Abstract Commercial ethylene‐octene linear low‐density polyethylene (LLDPE) polymers were reactively extruded with low levels of 2,5‐dimethyl‐2,5 di( t ‐butylperoxy)hexane to modify their molecular structure and processing properties. Peroxide levels were kept low to avoid crosslinking. This article examines the effects of reactive extrusion in a corotating intermeshing extruder. Gel content analyses and examination of extruded thin tapes indicated that the products were gel‐free, but line‐broadening in high‐resolution 13 C‐NMR spectra suggested that some crosslinking did occur. Molecular weight distributions were broadened toward higher molecular weights, as expected. SEC estimates of long‐chain branching in reacted polyethylenes were consistent with the results of 13 C‐NMR analyses. Under our extrusion conditions, the products contained about one long branch per number‐average molecule. This result and data on changes in carbon‐carbon unsaturation indicate that the major chain extension mechanism is an end‐linking reaction between terminal vinyls or allylic radicals formed at chain ends and secondary radicals.
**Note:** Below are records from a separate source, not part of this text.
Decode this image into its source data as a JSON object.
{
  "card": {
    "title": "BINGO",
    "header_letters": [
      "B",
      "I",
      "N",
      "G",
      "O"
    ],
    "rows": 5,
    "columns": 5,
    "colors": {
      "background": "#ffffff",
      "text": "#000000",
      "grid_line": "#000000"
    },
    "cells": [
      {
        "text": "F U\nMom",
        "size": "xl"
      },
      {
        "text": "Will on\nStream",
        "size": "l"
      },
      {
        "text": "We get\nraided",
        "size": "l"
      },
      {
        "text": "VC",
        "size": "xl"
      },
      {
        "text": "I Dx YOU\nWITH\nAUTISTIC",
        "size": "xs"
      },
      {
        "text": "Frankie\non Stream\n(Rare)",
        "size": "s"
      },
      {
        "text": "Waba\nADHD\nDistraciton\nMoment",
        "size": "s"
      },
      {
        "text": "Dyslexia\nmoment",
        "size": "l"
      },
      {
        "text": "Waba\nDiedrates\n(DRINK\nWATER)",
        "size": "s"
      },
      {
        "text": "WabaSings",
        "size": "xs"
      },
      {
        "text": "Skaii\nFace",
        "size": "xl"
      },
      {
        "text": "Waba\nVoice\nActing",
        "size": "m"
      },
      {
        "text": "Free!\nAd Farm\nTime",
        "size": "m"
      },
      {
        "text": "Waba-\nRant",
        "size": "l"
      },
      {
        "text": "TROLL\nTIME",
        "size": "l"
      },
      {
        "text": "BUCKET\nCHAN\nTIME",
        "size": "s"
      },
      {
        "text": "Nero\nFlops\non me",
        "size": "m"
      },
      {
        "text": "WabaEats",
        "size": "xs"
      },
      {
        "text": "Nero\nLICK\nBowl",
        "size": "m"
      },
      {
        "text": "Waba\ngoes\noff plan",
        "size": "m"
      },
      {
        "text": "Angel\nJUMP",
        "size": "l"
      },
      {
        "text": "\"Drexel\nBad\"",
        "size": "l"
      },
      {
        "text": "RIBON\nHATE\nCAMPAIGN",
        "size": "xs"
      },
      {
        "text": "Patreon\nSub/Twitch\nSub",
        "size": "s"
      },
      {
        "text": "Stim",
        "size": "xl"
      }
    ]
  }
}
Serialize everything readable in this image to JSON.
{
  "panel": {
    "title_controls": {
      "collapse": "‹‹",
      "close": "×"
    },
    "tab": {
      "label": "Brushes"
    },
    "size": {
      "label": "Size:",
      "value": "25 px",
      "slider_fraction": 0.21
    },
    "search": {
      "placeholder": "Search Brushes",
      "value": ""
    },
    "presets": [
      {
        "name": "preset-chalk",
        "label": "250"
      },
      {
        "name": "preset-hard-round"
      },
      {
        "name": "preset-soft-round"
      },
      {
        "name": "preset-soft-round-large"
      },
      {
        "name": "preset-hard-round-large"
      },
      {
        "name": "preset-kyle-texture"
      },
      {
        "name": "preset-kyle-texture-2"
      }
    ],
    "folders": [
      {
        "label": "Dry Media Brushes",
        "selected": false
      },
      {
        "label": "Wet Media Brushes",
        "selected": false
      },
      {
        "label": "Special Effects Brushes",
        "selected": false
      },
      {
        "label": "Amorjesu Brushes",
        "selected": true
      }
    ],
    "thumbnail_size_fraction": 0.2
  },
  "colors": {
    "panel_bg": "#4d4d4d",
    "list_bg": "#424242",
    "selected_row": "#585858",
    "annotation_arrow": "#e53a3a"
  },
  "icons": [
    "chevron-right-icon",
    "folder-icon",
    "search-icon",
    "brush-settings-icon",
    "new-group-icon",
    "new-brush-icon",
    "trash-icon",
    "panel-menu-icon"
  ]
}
Both types are produced by hydrogen abstraction on the LLDPE. All long branches originated at tertiary branch points. Changes in thermal behavior, as measured by DSC analyses, paralleled those observed by temperature‐rising elution fractionation (TREF). SEC molecular weight measurements and long‐branch determinations by SEC and 13 C‐NMR can be used to quantify the effects of peroxide treatment on the molecular structure of polyethylenes. DSC and TREF techniques, however, appear to be more sensitive than are SEC or NMR. Relatively minor variations in the degree of mixing and temperature control during reactive extrusion have noticeable effects on the molecular structures of the peroxide‐treated LLDPEs. © 1995 John Wiley & Sons, Inc.